3-Part Naming - Application Access RRS feed

  • Question

  • I have a SQL Server (SQL2016 SP2) with an application database and about 8 operational databases.  I have created a sql login for use by our web app which allows that app to execute stored procedures and read directly from the tables in the application database db_WebApp.  I have stored procedures in db_WebApp which 3-part name to other procs and tables in the operational databases (db_Oper1, db_Oper2, ... db_Oper8). 

    In order to enable reads/executes using 3-part naming within the db_WebApp stored procs, I also had to add the application login as a user to each of the affected operational databases and grant read permission on the affected tables and execute permission for the remote procs.
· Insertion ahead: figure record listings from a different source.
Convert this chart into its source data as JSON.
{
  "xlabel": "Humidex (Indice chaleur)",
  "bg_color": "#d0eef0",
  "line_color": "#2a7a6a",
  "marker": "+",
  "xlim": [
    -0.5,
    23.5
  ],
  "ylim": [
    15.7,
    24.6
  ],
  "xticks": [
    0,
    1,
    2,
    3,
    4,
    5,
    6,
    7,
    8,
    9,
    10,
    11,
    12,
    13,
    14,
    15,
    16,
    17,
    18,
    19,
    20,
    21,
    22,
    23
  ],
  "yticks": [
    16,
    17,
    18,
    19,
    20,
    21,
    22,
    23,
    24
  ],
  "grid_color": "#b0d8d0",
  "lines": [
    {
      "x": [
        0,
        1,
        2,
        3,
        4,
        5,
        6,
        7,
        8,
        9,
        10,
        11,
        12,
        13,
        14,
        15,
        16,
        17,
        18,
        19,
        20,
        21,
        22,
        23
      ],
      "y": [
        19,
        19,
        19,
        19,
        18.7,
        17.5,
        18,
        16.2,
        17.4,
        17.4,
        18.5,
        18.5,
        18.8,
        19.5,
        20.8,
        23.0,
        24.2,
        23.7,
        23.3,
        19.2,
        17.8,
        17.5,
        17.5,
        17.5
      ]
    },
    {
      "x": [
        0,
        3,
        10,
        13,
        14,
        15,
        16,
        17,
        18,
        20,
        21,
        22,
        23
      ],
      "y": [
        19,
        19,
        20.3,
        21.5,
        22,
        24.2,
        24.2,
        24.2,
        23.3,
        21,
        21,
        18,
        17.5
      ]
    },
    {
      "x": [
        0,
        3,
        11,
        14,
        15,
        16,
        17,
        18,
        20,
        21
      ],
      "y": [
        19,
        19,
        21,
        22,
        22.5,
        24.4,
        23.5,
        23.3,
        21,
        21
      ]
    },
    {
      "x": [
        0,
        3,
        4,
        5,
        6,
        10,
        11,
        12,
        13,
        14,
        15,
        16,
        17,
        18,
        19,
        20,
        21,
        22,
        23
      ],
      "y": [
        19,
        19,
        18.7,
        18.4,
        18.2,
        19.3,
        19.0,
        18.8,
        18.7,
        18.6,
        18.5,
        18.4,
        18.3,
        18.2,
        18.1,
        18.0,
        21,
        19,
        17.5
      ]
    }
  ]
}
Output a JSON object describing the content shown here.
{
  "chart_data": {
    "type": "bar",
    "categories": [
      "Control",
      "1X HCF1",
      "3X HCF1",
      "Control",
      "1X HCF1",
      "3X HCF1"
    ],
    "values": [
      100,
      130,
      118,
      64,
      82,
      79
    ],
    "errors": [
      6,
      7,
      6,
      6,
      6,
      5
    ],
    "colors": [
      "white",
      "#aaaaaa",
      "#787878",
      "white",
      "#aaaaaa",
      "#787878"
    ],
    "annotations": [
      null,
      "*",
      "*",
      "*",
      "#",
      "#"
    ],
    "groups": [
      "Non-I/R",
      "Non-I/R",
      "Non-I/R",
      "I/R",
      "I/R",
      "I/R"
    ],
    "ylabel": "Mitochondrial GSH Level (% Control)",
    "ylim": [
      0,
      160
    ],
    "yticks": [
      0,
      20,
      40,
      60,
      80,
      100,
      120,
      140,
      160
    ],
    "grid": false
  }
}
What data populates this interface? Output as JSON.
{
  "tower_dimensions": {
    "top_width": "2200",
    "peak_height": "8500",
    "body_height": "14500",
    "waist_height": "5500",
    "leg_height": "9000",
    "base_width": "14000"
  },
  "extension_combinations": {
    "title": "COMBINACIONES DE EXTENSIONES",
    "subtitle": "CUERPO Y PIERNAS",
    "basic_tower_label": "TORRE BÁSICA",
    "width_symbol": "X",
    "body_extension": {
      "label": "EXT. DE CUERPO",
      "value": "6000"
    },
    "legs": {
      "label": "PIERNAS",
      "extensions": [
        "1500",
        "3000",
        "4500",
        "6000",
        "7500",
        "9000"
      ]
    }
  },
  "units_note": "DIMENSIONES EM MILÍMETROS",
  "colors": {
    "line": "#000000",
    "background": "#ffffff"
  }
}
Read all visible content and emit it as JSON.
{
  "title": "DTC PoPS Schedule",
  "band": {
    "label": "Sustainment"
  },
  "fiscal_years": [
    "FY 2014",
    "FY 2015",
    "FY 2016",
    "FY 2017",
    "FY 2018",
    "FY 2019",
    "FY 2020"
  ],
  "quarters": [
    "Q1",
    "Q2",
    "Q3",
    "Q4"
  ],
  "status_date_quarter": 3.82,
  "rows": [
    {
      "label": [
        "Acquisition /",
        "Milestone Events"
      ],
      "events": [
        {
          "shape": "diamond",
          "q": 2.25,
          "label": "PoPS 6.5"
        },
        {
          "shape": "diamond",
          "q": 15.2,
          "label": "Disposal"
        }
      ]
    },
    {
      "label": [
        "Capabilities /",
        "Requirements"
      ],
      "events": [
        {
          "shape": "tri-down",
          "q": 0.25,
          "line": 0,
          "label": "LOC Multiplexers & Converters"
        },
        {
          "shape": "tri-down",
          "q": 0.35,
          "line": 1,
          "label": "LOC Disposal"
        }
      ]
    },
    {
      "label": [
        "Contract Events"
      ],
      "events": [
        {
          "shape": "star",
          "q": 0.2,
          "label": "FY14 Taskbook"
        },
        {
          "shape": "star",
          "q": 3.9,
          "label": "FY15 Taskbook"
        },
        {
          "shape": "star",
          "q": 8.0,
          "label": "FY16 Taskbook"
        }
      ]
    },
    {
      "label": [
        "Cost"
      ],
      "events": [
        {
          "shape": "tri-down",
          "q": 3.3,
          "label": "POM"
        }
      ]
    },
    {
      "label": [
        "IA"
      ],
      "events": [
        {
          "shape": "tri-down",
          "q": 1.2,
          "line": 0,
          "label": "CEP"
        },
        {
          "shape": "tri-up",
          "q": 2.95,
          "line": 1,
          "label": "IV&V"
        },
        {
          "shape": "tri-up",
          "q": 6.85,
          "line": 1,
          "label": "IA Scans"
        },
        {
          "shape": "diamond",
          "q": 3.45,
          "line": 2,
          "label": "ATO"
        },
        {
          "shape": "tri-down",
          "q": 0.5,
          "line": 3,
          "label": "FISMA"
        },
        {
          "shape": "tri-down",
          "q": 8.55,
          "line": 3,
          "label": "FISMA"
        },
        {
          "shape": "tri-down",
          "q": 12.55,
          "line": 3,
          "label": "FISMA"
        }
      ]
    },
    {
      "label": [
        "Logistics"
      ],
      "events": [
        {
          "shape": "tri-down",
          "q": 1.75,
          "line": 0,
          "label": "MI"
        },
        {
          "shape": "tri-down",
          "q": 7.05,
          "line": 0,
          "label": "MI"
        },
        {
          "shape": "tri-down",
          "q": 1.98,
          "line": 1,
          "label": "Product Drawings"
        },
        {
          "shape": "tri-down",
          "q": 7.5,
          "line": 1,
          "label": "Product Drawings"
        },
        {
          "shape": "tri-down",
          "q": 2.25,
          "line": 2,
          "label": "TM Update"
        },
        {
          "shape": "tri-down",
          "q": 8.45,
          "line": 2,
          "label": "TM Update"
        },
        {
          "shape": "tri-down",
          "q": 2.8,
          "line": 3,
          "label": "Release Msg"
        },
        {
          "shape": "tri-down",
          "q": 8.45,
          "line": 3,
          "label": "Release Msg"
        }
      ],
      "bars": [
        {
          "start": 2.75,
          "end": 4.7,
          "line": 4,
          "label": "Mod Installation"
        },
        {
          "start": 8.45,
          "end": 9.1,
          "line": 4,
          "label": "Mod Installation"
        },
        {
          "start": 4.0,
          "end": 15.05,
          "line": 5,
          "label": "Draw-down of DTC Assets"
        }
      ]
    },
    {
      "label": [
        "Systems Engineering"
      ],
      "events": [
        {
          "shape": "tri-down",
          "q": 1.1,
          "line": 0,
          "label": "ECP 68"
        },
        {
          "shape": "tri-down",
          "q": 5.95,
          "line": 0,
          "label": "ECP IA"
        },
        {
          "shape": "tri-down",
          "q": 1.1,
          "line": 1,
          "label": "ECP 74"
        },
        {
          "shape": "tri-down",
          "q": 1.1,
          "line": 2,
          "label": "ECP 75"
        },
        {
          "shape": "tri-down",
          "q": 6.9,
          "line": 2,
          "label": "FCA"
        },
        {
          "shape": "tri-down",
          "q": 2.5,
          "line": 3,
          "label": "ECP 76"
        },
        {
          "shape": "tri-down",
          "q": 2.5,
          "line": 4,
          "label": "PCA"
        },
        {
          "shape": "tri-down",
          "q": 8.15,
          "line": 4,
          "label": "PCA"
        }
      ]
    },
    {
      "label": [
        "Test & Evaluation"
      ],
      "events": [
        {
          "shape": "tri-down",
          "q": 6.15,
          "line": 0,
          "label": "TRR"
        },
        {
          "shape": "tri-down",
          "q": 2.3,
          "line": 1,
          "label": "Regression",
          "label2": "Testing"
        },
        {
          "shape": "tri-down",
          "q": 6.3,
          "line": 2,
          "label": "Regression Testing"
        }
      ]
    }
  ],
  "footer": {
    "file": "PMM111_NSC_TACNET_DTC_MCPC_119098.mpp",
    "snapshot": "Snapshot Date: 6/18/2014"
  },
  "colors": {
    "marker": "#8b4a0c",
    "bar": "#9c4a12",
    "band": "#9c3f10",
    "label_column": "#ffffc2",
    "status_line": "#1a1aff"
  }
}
    However, now the application can just connect at will to the operational databases, which is not what I want, because I don't want the app to be able to directly reference schema in the operational databases (which can change, which is why I encapsulated access to them in stored procs in db_WebApp).

    Anyone have a good idea as to how I might be able to do this ?  I'm trying to use 3-part naming to access other databases on the same server, but I don't want to allow the sql user to directly connect to the databases.  I need to limit the access to 3-part naming (read, execute).

    Kathy Gibson

    • Moved by Tom Phillips Wednesday, January 2, 2019 5:11 PM Security question
    Wednesday, January 2, 2019 4:52 PM


All replies

    • Marked as answer by KathyGibson96 Wednesday, January 2, 2019 8:00 PM
    Wednesday, January 2, 2019 5:11 PM
  • Beware! First of all, do not enable the setting on server level, but do it per database if needed.

    Next, beware that if there are users in any of the database that are enabled for DB-chaining that have elevated permissions in the database, but should not have permissions on server level, they can now elevate their permissions to sysadmin by playing tricks in msdb.

    Enabling cross-database ownership chaining can  be the correct solution, but you need to understand the security risks.

    From a security perspective, the best solution is certificate signing, but it becomes a bit unmanageable if ther are many procedures. I discuss this technique in my article Packaging Permissions in Stored Procedures, and the last chapter covers cross-database access. (And explains in more detail about the msdb vulnerability that I mentioned.)